Sienna is using same CCD die as Bergamo but designed for SP6 with 1P support only. With max 4 CCD, Sienna can only support up to 64 Zen 4c cores. SP6 supports half of memory channels ie 6, so AMD could design smaller IOD for Sienna platform.

 

[BorisTheBlade82]

Based on leaks, Bergamo still use SP5 and positions itself above Genoa @ 112 and 128 cores of Zen 4c. So at least initially they won't overlap with each others.

Sienna is using same CCD die as Bergamo but designed for SP6 with 1P support only. With max 4 CCD, Sienna can only support up to 64 Zen 4c cores. SP6 supports half of memory channels ie 6, so AMD could design smaller IOD for Sienna platform.

Sorry, but you got several things wrong. Bergamo is not above Genoa - just a different offering for a different market.
Siena uses the same CCD as Genoa, not Bergamo.

 

[nicalandia]

I don’t trust Wikipedia either.

AMD Has already published a product list with accurate numbers. There's absolutely no reason to keep quoting Wikipedia when they are clearly wrong

 

[MadRat]

Why does it seem Intel wants to avoid head to head matchups in core counts?

Their core counts seem like they would pose a mathematical inconsistency for schedulers, where cores that lay outside a base2 exponent may get irregular schedules.

 

[Exist50]

Why does it seem Intel wants to avoid head to head matchups in core counts?

Their core counts seem like they would pose a mathematical inconsistency for schedulers, where cores that lay outside a base2 exponent may get irregular schedules.

There's nothing special about power of 2 core counts from a scheduling perspective.
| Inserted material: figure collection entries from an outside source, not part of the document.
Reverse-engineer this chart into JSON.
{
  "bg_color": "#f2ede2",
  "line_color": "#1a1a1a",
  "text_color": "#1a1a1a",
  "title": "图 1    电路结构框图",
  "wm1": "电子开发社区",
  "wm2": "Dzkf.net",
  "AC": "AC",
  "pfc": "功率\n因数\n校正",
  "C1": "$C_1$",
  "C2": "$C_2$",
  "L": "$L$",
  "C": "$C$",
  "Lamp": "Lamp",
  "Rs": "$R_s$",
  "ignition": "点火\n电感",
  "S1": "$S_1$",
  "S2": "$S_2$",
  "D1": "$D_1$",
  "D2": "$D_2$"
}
And Intel's behind in core counts because they've been unable to engineer an economically viable solution with more than they have. Process node differences and the inherently larger core sizes vs Zen probably contribute greatly.

 

[nicalandia]

Why does it seem Intel wants to avoid head to head matchups in core counts?

Their Intel 7 process lags behind to TSMC 5nm and can't compete with the chiplet design.

 

[jamescox]

AMD Has already published a product list with accurate numbers. There's absolutely no reason to keep quoting Wikipedia when they are clearly wrong

Yes, but does AMD give the chiplet and cache per chiplet counts anywhere? Just trying to figure out where the inconsistency came from. It seems like the 9124 (16-core ) and 9224 (24-core) are both 4 chiplet devices just with 16 MB of L3 per chiplet rather than 32 MB. AMD has 64 MB of L3 listed for the 9224 which must be a 4 chiplet device since it is 24 cores. I don’t think there will be any 2 chiplet devices. This seems to be a bit of extra marketing segmentation.

The point is: 64 MB L3 = 2 chiplets is wrong.

 

[jamescox]

I doubt that. It would be a repeat of the non-Pro Threadripper: Essentially a budget platform reusing an IOD of which only half is actually used. Non-Pro Threadripper failed since there was too little profit in it while requiring dies in high demand in the high profit server market. I can't imagine AMD wanting to repeat that with Siena.

How high is the defect rate on 6 nm TSMC vs. 14 nm GF for the IO die? I don’t see that any of these need a different IO die. With 12x DDR5, 12x GMI, and >128x pci-express lanes, I would expect them to have some partially defective parts. They actually only need the fully functional IO die for the 12 chiplet parts. The 4 and 8 chiplet parts could have non-functional GMI that are not used. Using the same IO die in Siena could allow them to disable defective memory controllers on the IO die also.

edit: obvious thing for 6 channels is straight cut in half IO die. Probably not difficult to tape out a cut down die since it is already somewhat modular internally. Whether they do that or not may just depend on whether they need a channel to sell IO die with defects.

I was hoping for some stacking with Bergamo or Siena with the 2023 release dates, but it seems we don’t get that until Zen 5.

 

[Exist50]

I am not sure if Siena will get its own IOD. Rather I can imagine them to harvest Genoa's IOD. This thing is pretty big with 400mm2 at 6nm - it might be worth it.

I think because the IO die is such a large piece of silicon, AMD will be incentivized to make a cut-down version for Sienna. Their volumes are easily getting to the point where the unit cost savings will eclipse the cost of a separate tape out.